DPRD Ambon Dorong OPD Usulkan Mobil Listrik di APBD 2023

Share:

Ketua Komisi II DPRD Ambon, Christianto Laturiuw, di Ambon.

satumalukuID - Dewan Perwakilan Rakyat Daerah (DPRD) Kota Ambon mendorong organisasi perangkat daerah (OPD) untuk mengusulkan mobil listrik di Anggaran Pendapatan dan Belanja Daerah (APBD) 2023.

“Memang untuk pengadaan mobil listrik itu sebetulnya dalam pokok pembahasan kita dengan masing-masing OPD pada konsep belanja barang belanja modal itu belum ditampakkan terkait dengan pengadaan mobil listrik itu. Tapi kami tentunya juga dorong agar diusulkan ke APBD 2023 ini,” kata Ketua Komisi II DPRD Ambon, Christianto Laturiuw, di Ambon, Senin (28/11/2022).

Laturiuw mengatakan, Presiden Joko Widodo yang mengeluarkan Instruksi Presiden Nomor 7 Tahun 2022 terkait penggunaan kendaraan listrik sebagai kendaraan dinas operasional untuk instansi pemerintah pusat dan daerah, ini sangat disambut positif oleh DPRD.

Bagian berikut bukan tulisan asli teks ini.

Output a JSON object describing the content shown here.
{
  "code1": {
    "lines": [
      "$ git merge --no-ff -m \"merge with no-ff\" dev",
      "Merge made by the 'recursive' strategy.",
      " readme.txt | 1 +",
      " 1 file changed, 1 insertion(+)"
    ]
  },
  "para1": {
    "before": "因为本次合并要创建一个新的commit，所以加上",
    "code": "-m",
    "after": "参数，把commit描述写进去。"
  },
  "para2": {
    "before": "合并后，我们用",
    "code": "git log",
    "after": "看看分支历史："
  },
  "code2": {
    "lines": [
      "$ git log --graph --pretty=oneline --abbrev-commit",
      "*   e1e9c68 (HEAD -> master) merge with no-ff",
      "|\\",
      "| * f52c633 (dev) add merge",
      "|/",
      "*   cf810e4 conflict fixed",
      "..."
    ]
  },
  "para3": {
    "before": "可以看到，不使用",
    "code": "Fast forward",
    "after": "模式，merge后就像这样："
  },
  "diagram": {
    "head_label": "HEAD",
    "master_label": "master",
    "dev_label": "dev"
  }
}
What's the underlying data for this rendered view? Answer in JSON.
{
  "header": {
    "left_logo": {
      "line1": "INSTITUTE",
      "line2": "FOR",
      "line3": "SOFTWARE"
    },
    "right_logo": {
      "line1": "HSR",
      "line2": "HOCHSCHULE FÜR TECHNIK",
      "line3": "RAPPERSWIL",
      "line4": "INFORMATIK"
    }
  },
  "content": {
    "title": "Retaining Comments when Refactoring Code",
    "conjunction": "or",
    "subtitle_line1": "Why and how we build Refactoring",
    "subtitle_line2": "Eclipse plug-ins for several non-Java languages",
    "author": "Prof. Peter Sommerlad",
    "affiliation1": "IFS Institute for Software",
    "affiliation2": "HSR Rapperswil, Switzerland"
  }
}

“Tentunya kami mendorong untuk pengadaan mobil listrik, kalau sudah disampaikan dalam bentuk instruksi presiden, ini harus disambut positif juga oleh pemerintah kabupaten/kota,” ujar Laturiuw.

Menurutnya, mobil listrik juga penting selain karena akan mengurangi emisi karbon dan ramah lingkungan, keberadaan mobil listrik juga akan menghemat anggaran untuk biaya bahan bakar minyak (BBM).

“Keberadaan mobil listrik ini tentunya penting, karena juga akan menghemat anggaran BBM. Tetapi untuk pengadaan mobil listrik sendiri juga kan butuh biaya yang besar, makanya kita usulkan juga ke Pemkot agar segera dibahas lebih lanjut,” katanya.

“Artinya tindak lanjut Pemkot seperti apa soal pembahasan terkait instruksi untuk penggunaan mobil listrik itu,” katanya.

Diberitakan, Pemerintah Kota (Pemkot) Ambon, Maluku, masih mengkaji kemampuan anggaran keuangan daerah untuk pelaksanaan kebijakan penggunaan kendaraan listrik untuk dinas operasional pemerintahan.

Menurut Penjabat Wali Kota Ambon, Bodewin Wattimena, kebijakan penggunaan kendaraan listrik di Ambon akan memperhitungkan kemampuan anggaran dan stok kendaraan di daerah, mengingat di Ambon baru ada satu dealer mobil listrik yakni Hyundai.

Pada prinsipnya pemerintah daerah mengakui penggunaan kendaraan listrik adalah upaya yang positif karena menggunakan energi terbarukan yang bisa menghemat penggunaan bahan bakar minyak, namun penerapannya di Ambon tetap perlu disesuaikan dengan kondisi keuangan.

Penggunaan kendaraan listrik di Kota Ambon telah tersedia ekosistem pendukung kendaraan listrik seperti menghadirkan Stasiun Pengisian Kendaraan Listrik Umum (SPKLU) yang dibangun oleh PT PLN (Persero).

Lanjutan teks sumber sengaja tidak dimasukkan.